We need at least a single layer to load on GPU for everything to work correctly. balanced_low_mem_0 means we're keeping GPU as free as possible so we can do everything we need there (and we do need the room).
The error you're seeing is imho an accelerate bug (at least the error message should be descriptive), even if there might be better balance. When using accelerate we want to load what we can, offload the rest to CPU and whatever is left to DISK.
I don't want to add support for handling DISK atm since it requires more accelerate internal (and this PR is already huge, we need to fix later, not here, this is not what this PR is about).
We could bypasse accelerate, but that requires even more logic, which is out of scope of this PR imo.
auto definitely fixes if it fits on a single GPU - balanced_low_0 assumes there are multiple GPUs, that it breaks on a single GPU machine makes sense to me.
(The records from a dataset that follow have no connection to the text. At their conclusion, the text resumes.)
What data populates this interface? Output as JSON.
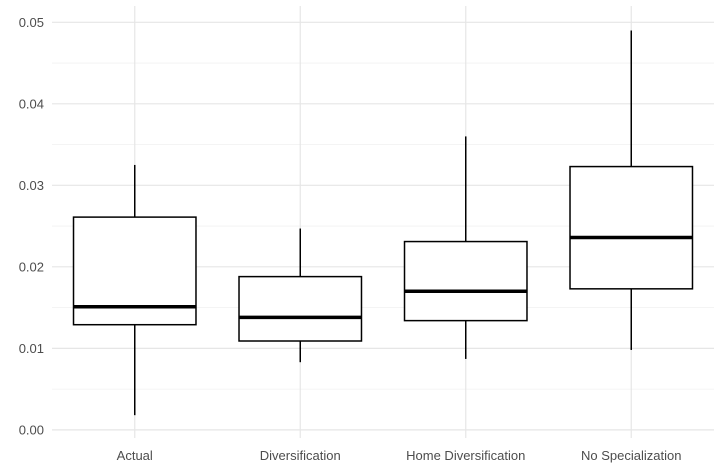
{
  "chart_data": {
    "type": "boxplot",
    "title": "",
    "xlabel": "",
    "ylabel": "",
    "categories": [
      "Actual",
      "Diversification",
      "Home Diversification",
      "No Specialization"
    ],
    "boxes": [
      {
        "category": "Actual",
        "min": 0.0018,
        "q1": 0.0129,
        "median": 0.0151,
        "q3": 0.0261,
        "max": 0.0325
      },
      {
        "category": "Diversification",
        "min": 0.0083,
        "q1": 0.0109,
        "median": 0.0138,
        "q3": 0.0188,
        "max": 0.0247
      },
      {
        "category": "Home Diversification",
        "min": 0.0087,
        "q1": 0.0134,
        "median": 0.017,
        "q3": 0.0231,
        "max": 0.036
      },
      {
        "category": "No Specialization",
        "min": 0.0098,
        "q1": 0.0173,
        "median": 0.0236,
        "q3": 0.0323,
        "max": 0.049
      }
    ],
    "ylim": [
      -0.001,
      0.052
    ],
    "yticks": [
      0.0,
      0.01,
      0.02,
      0.03,
      0.04,
      0.05
    ],
    "ytick_labels": [
      "0.00",
      "0.01",
      "0.02",
      "0.03",
      "0.04",
      "0.05"
    ],
    "grid": true,
    "legend": "none"
  }
}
It will not offload to CPU afaik.
But I agree that auto is also not the best default, as larger models will require offloading. That's why I suggested this could be a parameter the user can set.
No. Adding flags everywhere is not good. If you know what you're doing you can edit the code yourself.
For the vast majority, we need to figure out the sanest defaults. In this case neither auto nor balanced_low_0 (actually maybe balanced_low_mem_0 if accelerate things it's ok to fix.